For readers, Substack should feel like a literary and journalistic wonderland of stories, ideas, and style. It should put a vibrant array of interesting articles from new voices at your fingertips. It should help you easily find things that interest you. When you find a piece you like, it should help you discover similar pieces from other writers. If you want to find something on a topic, it should be searchable and findable. If you want to delve into a style, it should shower you with options. Instead of promoting top sellers, how about fresh talent? Coming to Substack should feel like walking into a candy store for words.
Substack should link pieces and writers in conversations. It should help you easily find other pieces from the same writer without having to tediously scroll the back catalogue. It should offer collections of interesting essays on a theme. It should hold events like forums and literary festivals. Instead of invisible algorithms or AIs looking to increase the empty metric of engagement, it should empower humans to increase wonder and discovery. Instead of wading through snarky X-style notes, Substack readers should find a vast array of interesting pieces and new voices. Instead of trading social media posts, readers should become part of communities built around stories and ideas. When a reader comes to Substack, they should fall down a wondrous rabbit hole into discovering marvelous things.
I’m not saying this only because it’s what I want. It’s where the market hole exists, and therefore the market opportunity. It’s also what we need. Culture right now is rotten. We’re angry, divided, and addled as a people. We shout and repeat empty slogans. We elevate junk and noise. We care too little about ideas or truth. There’s far too little wonder.
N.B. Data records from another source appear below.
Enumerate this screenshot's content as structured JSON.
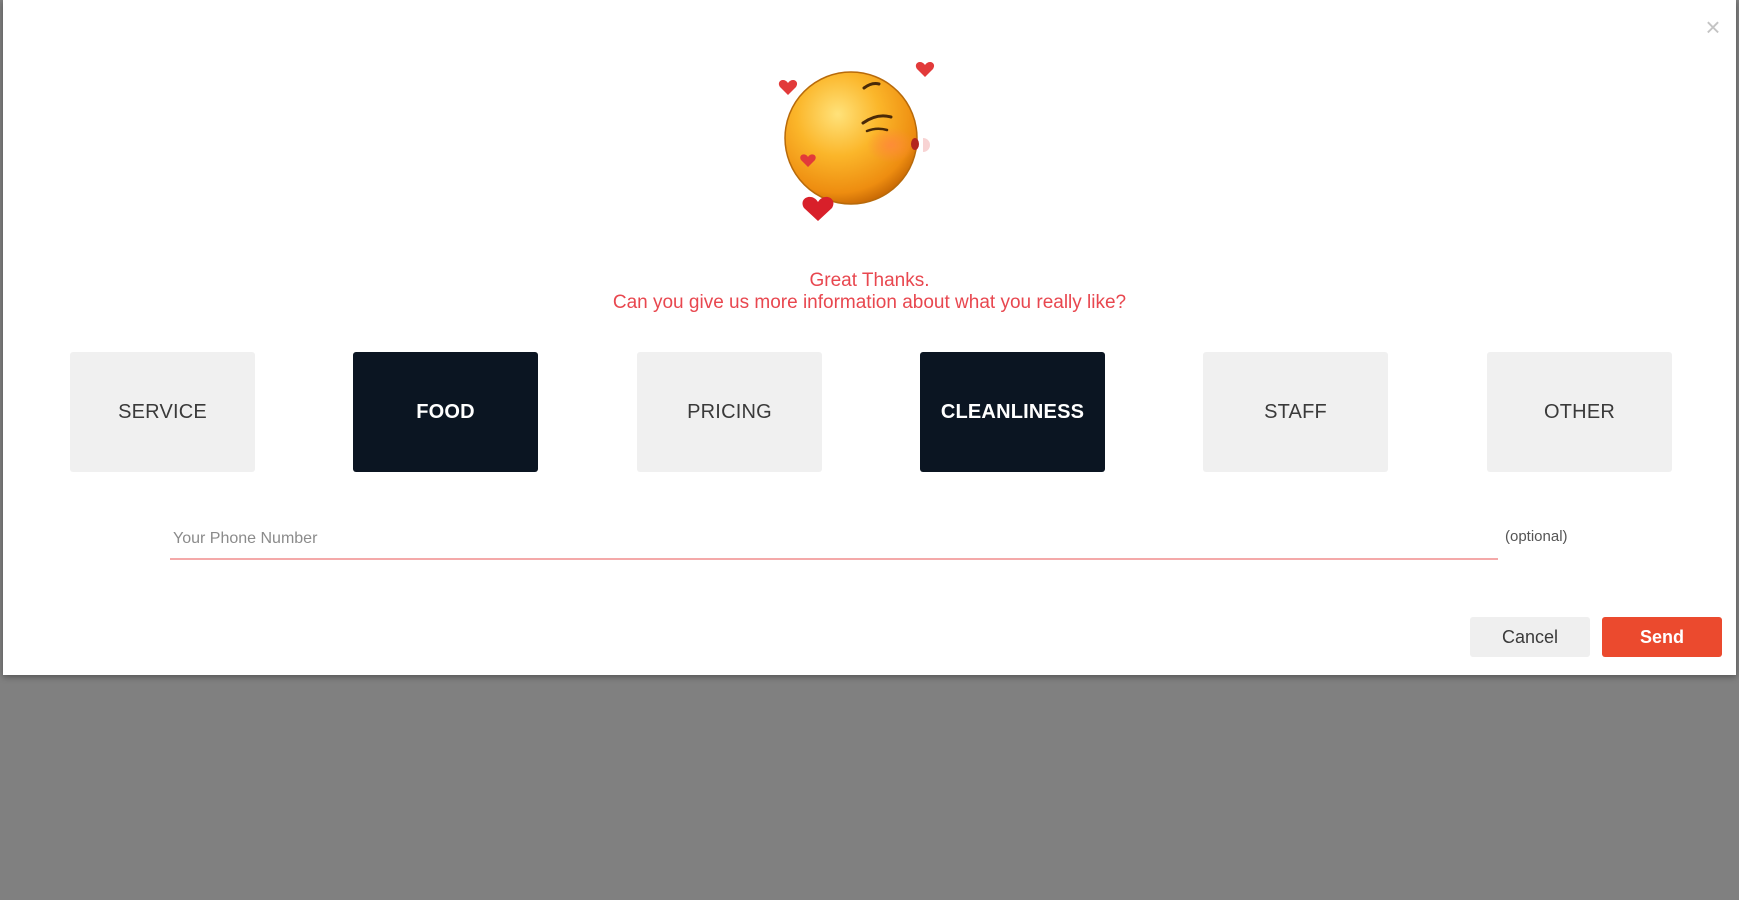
{
  "dialog": {
    "close_symbol": "×",
    "icon": "kissing-face-emoji",
    "headline_line1": "Great Thanks.",
    "headline_line2": "Can you give us more information about what you really like?",
    "categories": [
      {
        "label": "SERVICE",
        "selected": false
      },
      {
        "label": "FOOD",
        "selected": true
      },
      {
        "label": "PRICING",
        "selected": false
      },
      {
        "label": "CLEANLINESS",
        "selected": true
      },
      {
        "label": "STAFF",
        "selected": false
      },
      {
        "label": "OTHER",
        "selected": false
      }
    ],
    "phone": {
      "placeholder": "Your Phone Number",
      "value": "",
      "optional_label": "(optional)"
    },
    "buttons": {
      "cancel": "Cancel",
      "send": "Send"
    }
  },
  "colors": {
    "accent": "#e8474f",
    "send_button": "#eb4a2e",
    "selected_category": "#0b1522",
    "unselected_category": "#f0f0f0",
    "overlay": "#808080"
  }
}
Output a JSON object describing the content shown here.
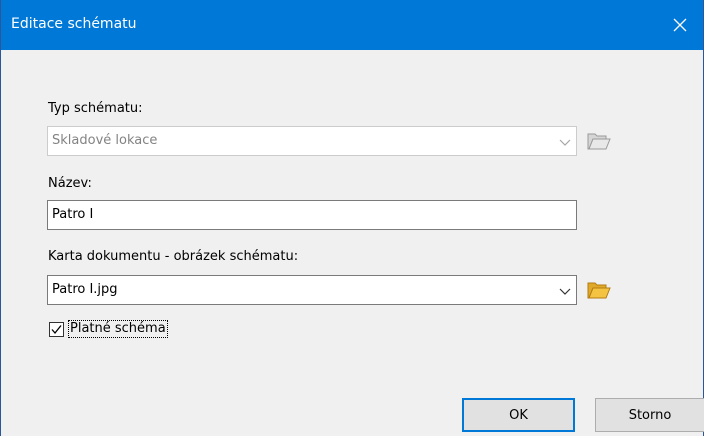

There aren’t enough rainbows or symphonies. There’s too little curiosity and joy. Our culture is stagnant and we’re in a creative drought. Our world has too little color and too much gray. There’s hunger to return to a more vibrant world in which curiosity and wonder reign. There’s a market to satisfy that hunger.
I’m confident it’s only a matter of time until someone figures out how to do it, and whoever does it first will own the market for writing, creativity, stories, and ideas. I hope it will be Substack.
What do you think about the lack of discovery on Substack. Join the conversation in the comments.
Excellent ideas well expressed! YouTube seems to make fine use of algos to connect people to new content and creators constantly. It's easy to imagine the value of something like that on Substack.
As both a writer and a reader on Substack, I agree.
It is very difficult to find writers who are writing about a topic that I am interested in. It is also very difficult for me to gain visibility from readers who might be interested in my content.
At one time, Writer Recommendations seemed to be a useful means to link readers and writers, but writers seem to have stopped adding new recommendations.
This dynamic risks resulting in a relatively small group of writers getting the lion’s share of subscriptions.